Recently, the philosopher Emanuele Coccia put forward the provocation that «to think about the planet, [it is] better to make art, not ecology». Such a perspective has consequences concerning the role and significance of artists. Our aim is to transform the notion from a still mainly individual figure to one engaging in promiscuous practices – a re-entangled polyphony of voices we call artist-as-collective. This affords what we call a postdisciplinary practice because art can interact with scientific disciplines as well as other forms of cognition, perception, and experience, precisely because it is not a discipline and thus not subject to disciplinary boundaries. 

As a mixed-reality art project, Like a Ray in Search of its Mirror combines two modes of exploration and experiment: collaboration facilitated by digital media technology – in our case the novel use of the virtual to connect geographically, socially, culturally, and ecologically distant realities in real-time 3D; and the aesthetic-discursive demonstration of complex issues, which gain in complexity – and we in insight – through the interweaving of human and non-human contributions.

Like a Ray in Search of its Mirror responds to the hybridization of presence and the consequences of digitization. We hold that the creation of open-source digital tools and platforms is indispensable for art, discourse, and political participation. Digitalization and AI are cultural techniques that must not be abandoned entirely to profit-driven industries (AI, for instance, is totally in private hands), especially at a time when political, social, economic, and ecological frictions are on the rise.


ON THE FORMAT OF THE ART SERIES
THE FUTURE OF DEMON­STRATION

Like a Ray in Search of its Mirror is a project of the art series The Future of Demonstration. It builds on Planetary Skins, a project we realized in May 2023 during the Heart of Noise Festival at the Elisabeth and Klaus Thoman Gallery in Innsbruck (The Future of Demonstration. Season 3).

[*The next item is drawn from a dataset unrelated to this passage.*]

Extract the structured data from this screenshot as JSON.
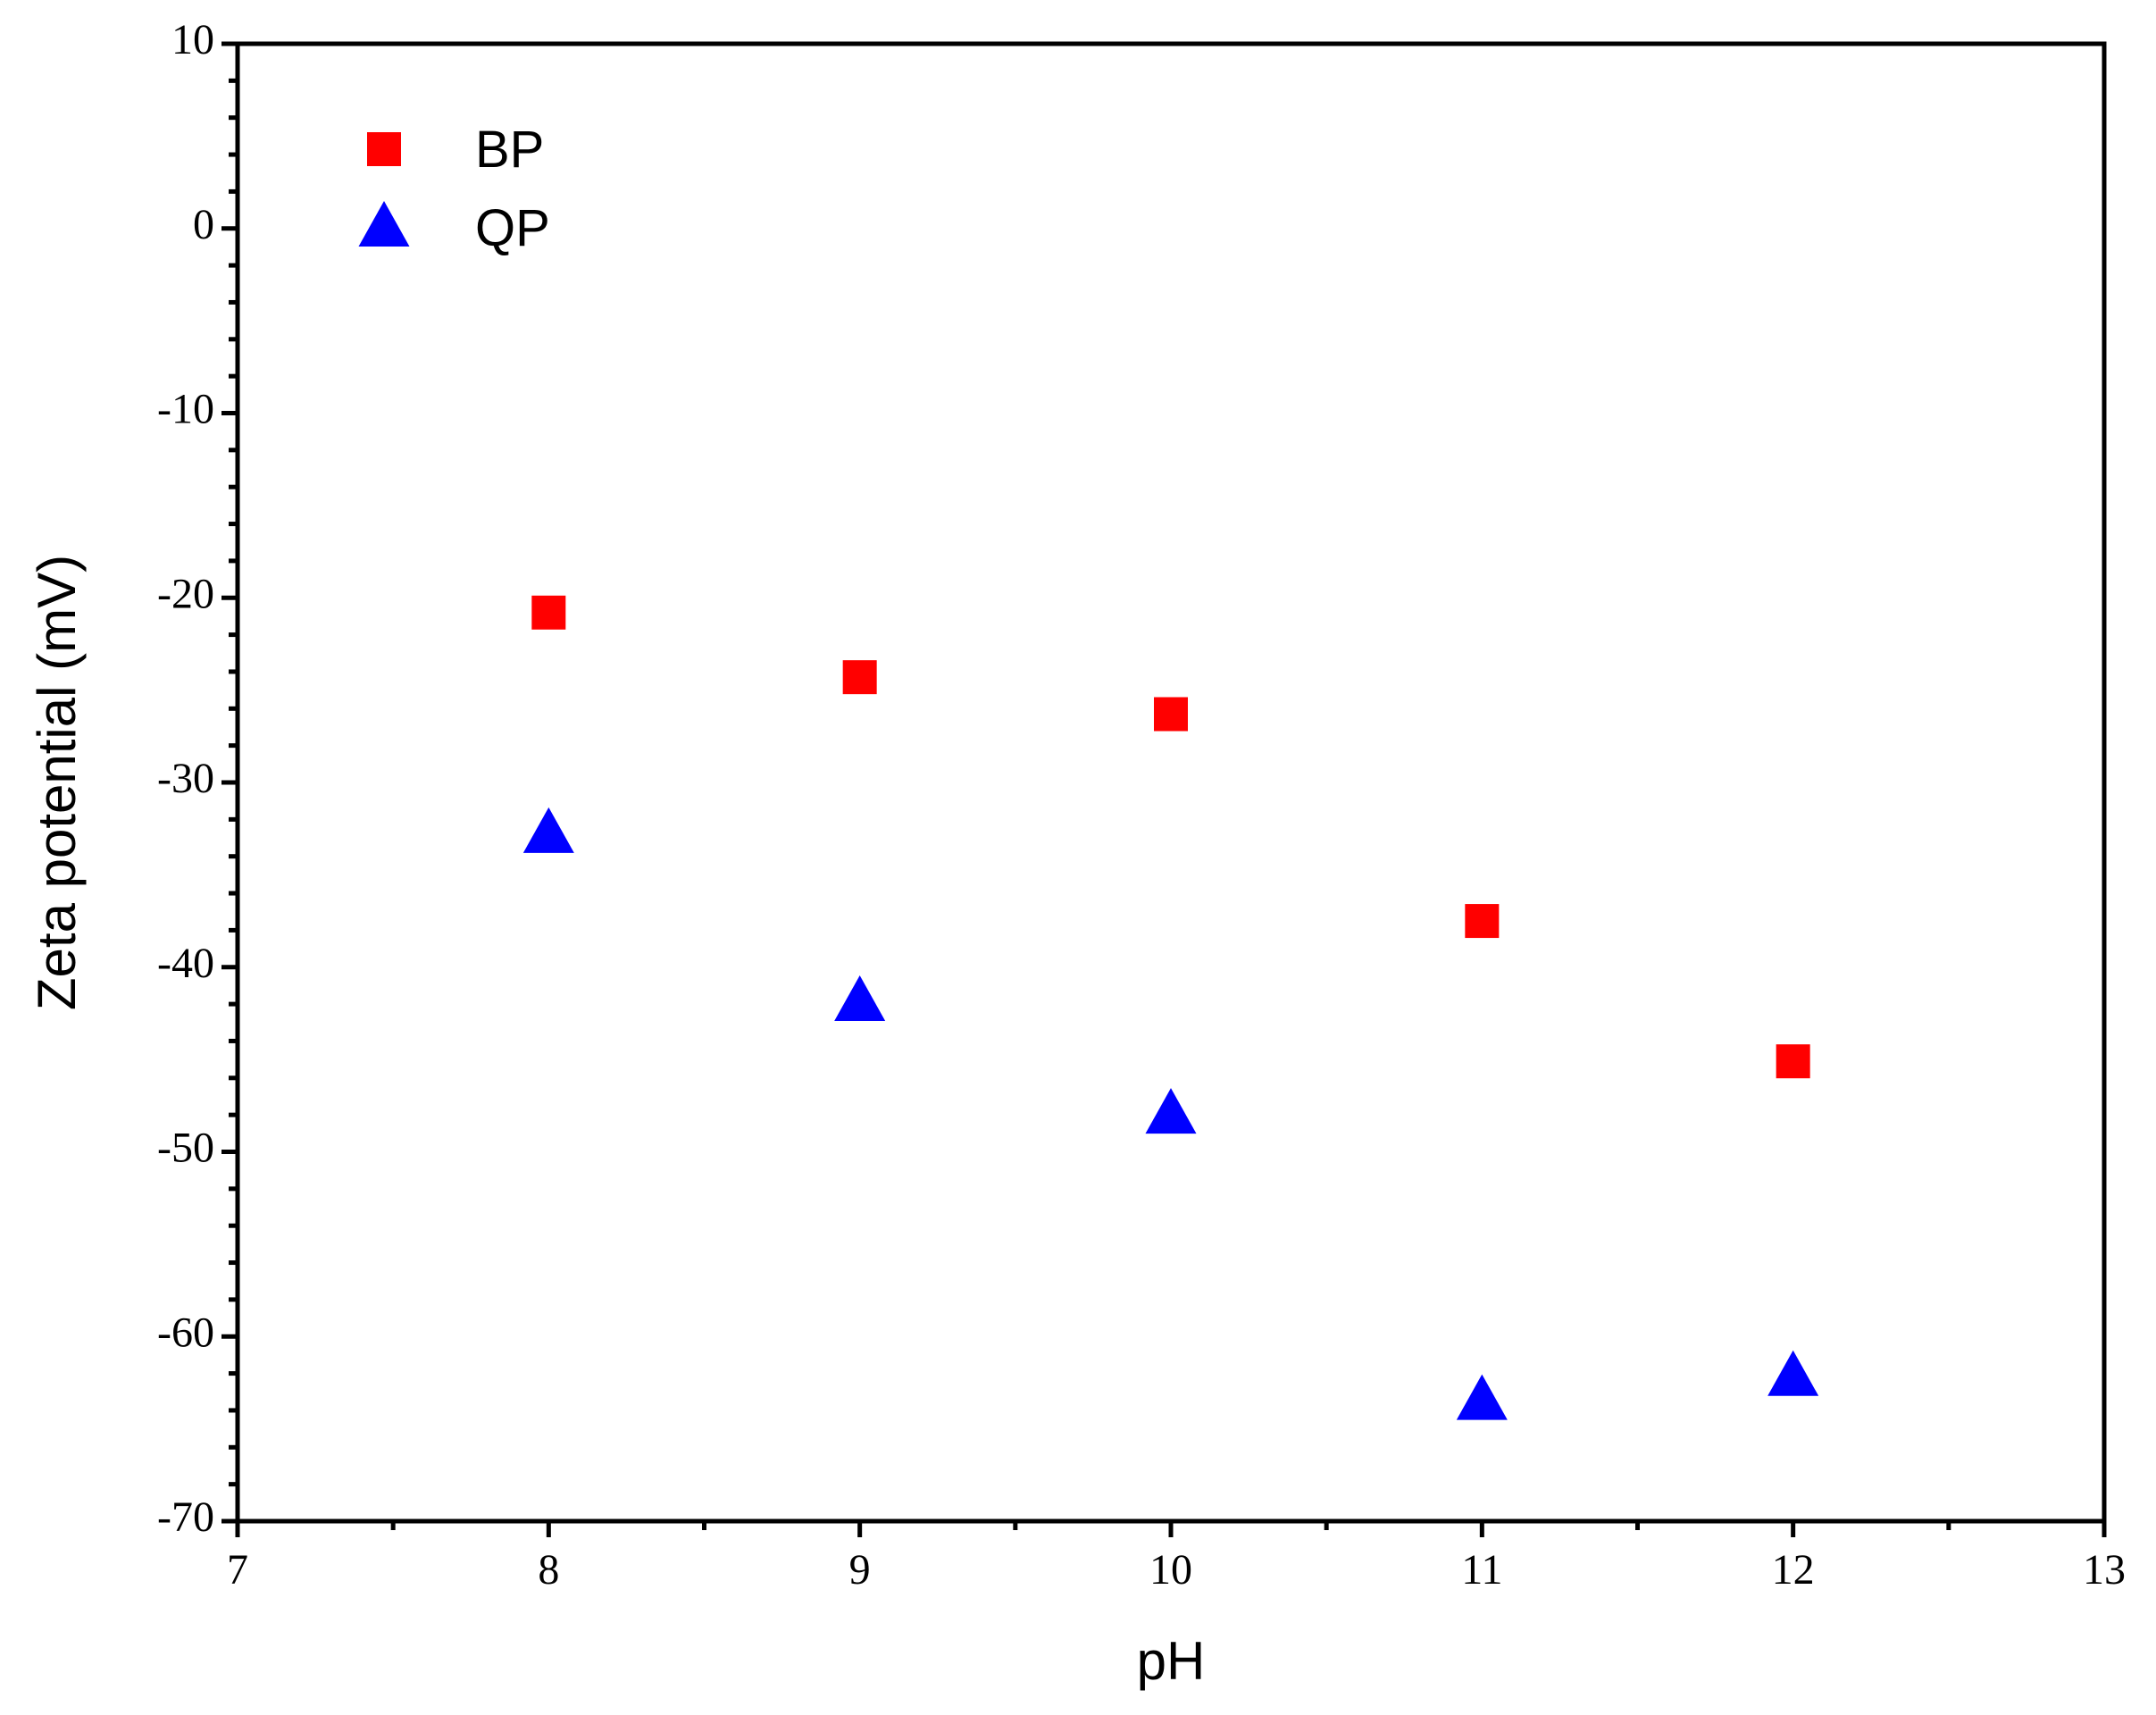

The Future of Demonstration resolves the conventional, and increasingly unproductive, separation between art (exhibition), discourse (symposium) and archive (documentation). Instead, it creates a setting in which digital and physical space, discourse, conversation, performance, installation, visuals, soundscape, and film set are brought together in participatory choreographies.

Each of the episodes of the art series has its own form of audience participation or involvement. 

Each project episode is streamed live on our website and other channels. Together, they constitute the documentation/archive of The Future of Demonstration as a web series.

The Future of Demonstration art series is based on a postdisciplinary practice: human and non-human contributors from the arts, activism, philosophy, science, technology, and other fields jointly explore new forms, intensities, and consequences of collective practice within a performative-discursive framework.

We do not treat art, activism, theory, science, or technology as separate fields. Rather, they are vital contributions to demonstration as a method for reimagining, weaving, and sharing narratives, techniques, and affiliations of resistance that open new ways of world perception. 

What is at stake today is the urgent, but at the same time, beautiful task for collective imagination to revalue the notion of resource, transform processes of participation, and redefine terms and conditions. 

By intertwining technological, social, cultural, and biological materials, epistemes, and phenomena, we aim for an immersive experience in which the audience becomes part of experiments on technopolitical resolution: how can we achieve the shift to an inclusive socio-ecological paradigm, a re-entanglement with the planetary, a new perception of the world?